A new analysis report commissioned by the Alberta Utilities Commission recently came out that examines Alberta’s electricity market. It implies that moving off of fossil fuel energy will negatively impact the reliability and affordability of Alberta’s electricity.

If this is true, then the key takeaway for Albertans and our leaders should be that we need to reconsider the province’s electricity market design, and make sure there are incentives and regulations that promote renewables (in appropriate sites) while ensuring reliability and affordability.

What should NOT be the takeaway: Alberta should resist decarbonization.

That’s according to Ruiping Luo, AWA conservation specialist who reviewed the report, which was prepared for the Alberta Utilities Commission by London Economics International.

“Alberta needs to transition to renewable energy for human and environmental health,” she explained.

So, if our market doesn’t currently allow for this while also being reliable and affordable, as the analysis suggests, then we need to change the way the market is designed, instead of abandoning our goals to move away from fossil fuels.

It’s also important to take the report’s findings and implications cautiously — as the information that informs the report can skew its results, Ruiping explains.

“The report did not question any of the assumptions provided by AESO (Alberta Electric System Operator),” she said, “Which means it’s reliant on information provided by the province.”

“For any model, the assumptions matter, because they are the starting point and can vastly change the results. Starting its research based on AESO’s Long Term Outlook report means incorporating their estimates for what the mix of electric generators is going to look like in a few decades, and there are a lot of unknowns in those assumptions, including how new technologies will change and improve efficiency.”

 

The recently released Module B Study: Overview of Modeling Results and Key Findings has concluded that, under Alberta’s current electricity market, decarbonizing will impact the reliability and affordability of Alberta’s electricity. Among other concerns, the report states, “The current energy-only market design does not provide sufficient economic incentives to ensure electric system reliability in Alberta under the modeled conditions,” and “Alberta’s existing electricity market framework does not mandate a specific quantity of new investment on a going forward basis or any system reliability requirements.”

This report implies that Alberta’s current electricity market design is not able to provide Alberta with reliable, affordable and decarbonized electricity. Assuming the report is accurate – which is disputed, considering it did not question any of the assumptions provided by AESO – this suggests that the electricity market needs to stop being entirely free-market, and there needs to more control on when fossil fuel generators retire and on how much new renewable energy is available to replace it. This could be accomplished through incentives or through stronger regulatory control.

Also, as the report states, there need to be more “flexible resources” that can be deployed when renewables are able to generate electricity. This might include some fossil fuel generators, but it can also include battery storage.
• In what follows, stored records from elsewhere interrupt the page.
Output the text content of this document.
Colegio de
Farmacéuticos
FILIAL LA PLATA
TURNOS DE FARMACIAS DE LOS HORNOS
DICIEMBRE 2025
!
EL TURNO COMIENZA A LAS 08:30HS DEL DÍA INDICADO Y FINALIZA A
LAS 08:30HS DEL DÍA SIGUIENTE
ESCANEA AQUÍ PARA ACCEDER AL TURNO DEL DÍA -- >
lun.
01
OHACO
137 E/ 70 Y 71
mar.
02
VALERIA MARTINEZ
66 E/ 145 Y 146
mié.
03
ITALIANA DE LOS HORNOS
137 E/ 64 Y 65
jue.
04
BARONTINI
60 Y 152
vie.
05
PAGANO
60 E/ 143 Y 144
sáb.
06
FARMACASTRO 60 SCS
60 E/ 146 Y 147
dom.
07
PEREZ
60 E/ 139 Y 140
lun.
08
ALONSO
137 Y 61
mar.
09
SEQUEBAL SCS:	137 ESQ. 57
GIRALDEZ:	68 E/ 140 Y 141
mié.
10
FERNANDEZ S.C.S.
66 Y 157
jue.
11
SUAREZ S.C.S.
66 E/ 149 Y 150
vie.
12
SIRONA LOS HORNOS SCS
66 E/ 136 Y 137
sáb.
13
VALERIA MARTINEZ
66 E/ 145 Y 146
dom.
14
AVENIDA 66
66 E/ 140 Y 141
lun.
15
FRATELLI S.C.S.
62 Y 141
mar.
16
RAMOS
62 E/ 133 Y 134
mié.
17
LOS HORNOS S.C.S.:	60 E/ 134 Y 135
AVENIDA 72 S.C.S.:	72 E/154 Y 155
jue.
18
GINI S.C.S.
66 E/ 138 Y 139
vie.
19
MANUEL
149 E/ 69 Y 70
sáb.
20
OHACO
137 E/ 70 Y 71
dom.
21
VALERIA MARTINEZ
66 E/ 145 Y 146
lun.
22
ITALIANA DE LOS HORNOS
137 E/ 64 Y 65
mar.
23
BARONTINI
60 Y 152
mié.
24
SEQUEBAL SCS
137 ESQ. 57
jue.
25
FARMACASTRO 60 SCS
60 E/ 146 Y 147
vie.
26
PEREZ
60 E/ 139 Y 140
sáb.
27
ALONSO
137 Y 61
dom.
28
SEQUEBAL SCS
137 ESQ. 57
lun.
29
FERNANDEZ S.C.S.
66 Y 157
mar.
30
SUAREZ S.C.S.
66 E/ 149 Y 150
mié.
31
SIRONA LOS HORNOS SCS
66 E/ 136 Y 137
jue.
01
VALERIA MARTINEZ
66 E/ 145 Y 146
The report does not mention how incorporating small-scale renewable energy source (i.e. adding solar panels to residential housing) would impact results, though does mention that “small changes in demand have a profound impact on Pool Prices.” So, if enough residential solar panels were installed that demand lowered, the grid could become considerably more stable and less costly.

There may be risks to transitioning to renewable energy, yet there are clear consequences for failing to transition. Last year was the hottest year on record. In Canada, we saw the effect in low snowpack and record-breaking high and low temperatures, conditions that will affect the coming year, with drought already predicted for much of Alberta. This is a question not answered in the report: what are the costs of failing to meet net-zero goals, and of living in a warming world?

Highlights:

  • The report considered 2 main cases: a decarbonization by 2035 and a decarbonization by 2050.
  • Renewables are able to produce electricity for cheaper when running, since they do not require fuel inputs.
    • In the model, Pool Prices (how much electricity is sold for) were often at $0/MWh.
    • With Pool Prices at $0/MWh, fossil fuel generators are running at a loss. The model predicts more fossil fuel generators will then shut down.
  • Because of Alberta’s current market, investment depends entirely on “investor expectations”, or how much investors expect in profit.
    • As a result, as more renewables come online, electricity prices will be lower. This makes it less worthwhile for investors, so investment into renewables will slow.
    • The early loss of fossil fuel generators and slowing of renewable investment will decrease electricity supply and threaten reliability.
    • The model found this volatility, along with carbon pricing, impacts cost.
  • Alberta’s market may benefit from economic incentives or reliability requirements.
  • As a modelling exercise, the report relies heavily on assumptions, including assumptions from Alberta Electric Service Operator’s (AESO) preliminary 2024 Long Term Outlook (LTO).
  • There is no comparison with a baseline “business as usual” scenario. In other words, the report does not show how reliability and affordability will be impacted if Alberta continues to rely on fossil fuel generators and should not be used to examine whether the grid must be decarbonized.
  • Report was prepared by London Economics International and funded by the AUC.